Here is the abstract:
Is civil procedure political? In May of 2009, the Supreme Court issued its decision in Ashcroft v. Iqbal, which explicitly extended the “plausibility standard,” first articulated in Bell Atlantic v. Twombly two years earlier, to all civil pleadings. That standard requires that pleadings, in order to satisfy Rule 8(a) of the Federal Rules of Civil Procedure, must state a plausible claim for relief. For many, these rulings represented a sea change in civil pleading standards. Where prior Supreme Court precedent had provided that a pleading should not be dismissed “unless it appears beyond doubt that the plaintiff can prove no set of facts in support of his claim,” the new standard requires that judges utilize their own “judicial experience and common sense” to determine whether claimants have set forth facts sufficient to “nudge their claims across the line from conceivable to plausible.” In the years since their issuance, this standard has provoked many questions. One such question, which lurks behind all otherwise neutral rules of procedure is the following: could this apparently neutral principle of procedure be subject to political manipulation?
After Twombly, and again after Iqbal, many expressed fears that the new plausibility standard offered judges too much discretion; a judge could dismiss a case where a plaintiff’s claims did not comport with that judge’s experience and common sense. There was a particular fear that this discretion would have a disparate and adverse impact on civil rights cases: i.e., if members of the federal bench were predisposed to disfavor such claims, they might use these precedents to dismiss civil rights cases too readily. Several years have now passed since the Court issued these decisions, and the district courts have compiled a body of thousands of decisions citing these precedents. As a result, it is now possible to assess the impact of these decisions on practice in the lower courts, particularly their effect on civil rights cases. The study described here attempted to do just that by looking at outcomes and trends in motions challenging the specificity of the pleadings in over 500 employment and housing discrimination cases over a period of six years (including decisions issued both before and after Twombly and Iqbal). This research reviewed the outcomes in such cases based on a number of metrics, including, most importantly, the political affiliation of the president who appointed the judge issuing each decision reviewed.

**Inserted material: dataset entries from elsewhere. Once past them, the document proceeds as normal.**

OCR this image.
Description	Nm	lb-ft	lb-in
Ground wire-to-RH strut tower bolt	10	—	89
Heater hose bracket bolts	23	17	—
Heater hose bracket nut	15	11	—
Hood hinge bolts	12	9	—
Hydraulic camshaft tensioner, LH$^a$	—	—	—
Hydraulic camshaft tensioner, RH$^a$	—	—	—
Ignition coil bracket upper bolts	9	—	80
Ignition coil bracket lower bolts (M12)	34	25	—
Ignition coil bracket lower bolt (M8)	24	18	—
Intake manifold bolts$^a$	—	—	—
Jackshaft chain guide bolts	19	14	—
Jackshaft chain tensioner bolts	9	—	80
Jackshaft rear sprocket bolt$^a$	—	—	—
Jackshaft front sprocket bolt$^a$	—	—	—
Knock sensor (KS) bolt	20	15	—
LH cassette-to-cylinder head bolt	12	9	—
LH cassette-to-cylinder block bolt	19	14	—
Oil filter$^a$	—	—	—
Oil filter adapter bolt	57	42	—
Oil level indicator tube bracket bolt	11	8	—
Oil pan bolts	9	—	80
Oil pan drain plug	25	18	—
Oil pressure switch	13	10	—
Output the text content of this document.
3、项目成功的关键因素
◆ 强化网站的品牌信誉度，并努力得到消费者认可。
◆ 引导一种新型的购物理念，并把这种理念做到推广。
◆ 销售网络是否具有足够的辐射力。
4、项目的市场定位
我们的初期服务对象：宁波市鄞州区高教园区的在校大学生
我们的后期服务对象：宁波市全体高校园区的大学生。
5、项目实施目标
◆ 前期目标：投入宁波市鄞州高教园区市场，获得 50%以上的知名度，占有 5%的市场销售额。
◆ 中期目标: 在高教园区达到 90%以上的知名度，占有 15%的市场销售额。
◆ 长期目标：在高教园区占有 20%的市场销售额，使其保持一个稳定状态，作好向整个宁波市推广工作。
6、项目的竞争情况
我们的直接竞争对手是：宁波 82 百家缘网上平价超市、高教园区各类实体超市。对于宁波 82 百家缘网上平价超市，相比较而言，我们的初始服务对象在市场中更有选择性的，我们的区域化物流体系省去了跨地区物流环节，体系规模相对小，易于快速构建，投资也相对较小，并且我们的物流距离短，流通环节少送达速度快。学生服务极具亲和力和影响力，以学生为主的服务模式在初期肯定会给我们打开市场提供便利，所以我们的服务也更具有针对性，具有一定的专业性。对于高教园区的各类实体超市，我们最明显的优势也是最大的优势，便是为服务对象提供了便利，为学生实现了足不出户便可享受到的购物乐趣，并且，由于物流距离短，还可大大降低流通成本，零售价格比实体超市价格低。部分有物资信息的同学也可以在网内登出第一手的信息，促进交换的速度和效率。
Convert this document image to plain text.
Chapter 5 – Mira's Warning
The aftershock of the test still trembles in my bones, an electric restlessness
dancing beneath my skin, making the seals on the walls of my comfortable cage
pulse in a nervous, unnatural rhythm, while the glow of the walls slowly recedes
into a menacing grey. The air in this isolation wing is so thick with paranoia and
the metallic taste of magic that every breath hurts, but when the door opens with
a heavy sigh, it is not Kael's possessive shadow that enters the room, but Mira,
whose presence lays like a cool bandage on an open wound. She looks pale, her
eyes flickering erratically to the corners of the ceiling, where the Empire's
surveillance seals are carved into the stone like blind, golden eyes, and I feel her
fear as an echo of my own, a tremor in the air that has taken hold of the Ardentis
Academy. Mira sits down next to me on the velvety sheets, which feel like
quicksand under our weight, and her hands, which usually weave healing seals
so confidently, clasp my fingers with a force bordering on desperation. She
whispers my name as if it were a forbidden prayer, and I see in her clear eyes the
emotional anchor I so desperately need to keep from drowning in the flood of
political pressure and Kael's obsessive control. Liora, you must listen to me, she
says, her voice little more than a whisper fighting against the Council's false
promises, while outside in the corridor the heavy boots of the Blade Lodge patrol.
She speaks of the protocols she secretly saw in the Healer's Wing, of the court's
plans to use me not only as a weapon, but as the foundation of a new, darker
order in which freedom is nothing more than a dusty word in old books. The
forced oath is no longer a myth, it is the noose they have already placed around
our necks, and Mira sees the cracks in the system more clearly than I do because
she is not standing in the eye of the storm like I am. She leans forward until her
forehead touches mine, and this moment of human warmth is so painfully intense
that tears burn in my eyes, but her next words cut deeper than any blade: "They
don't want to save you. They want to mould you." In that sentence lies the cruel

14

The study revealed a statistically significant relationship between the outcomes in civil rights cases and time period (i.e. pre-Twombly, post-Twombly but pre-Iqbal, and post-Iqbal) where the political affiliation of the president who appointed the judge reaching the decision in each case was Republican. For cases decided by judges appointed by Democrat-affiliated presidents, no such relationship was observed. This paper reports on the findings of this study and discusses their implications.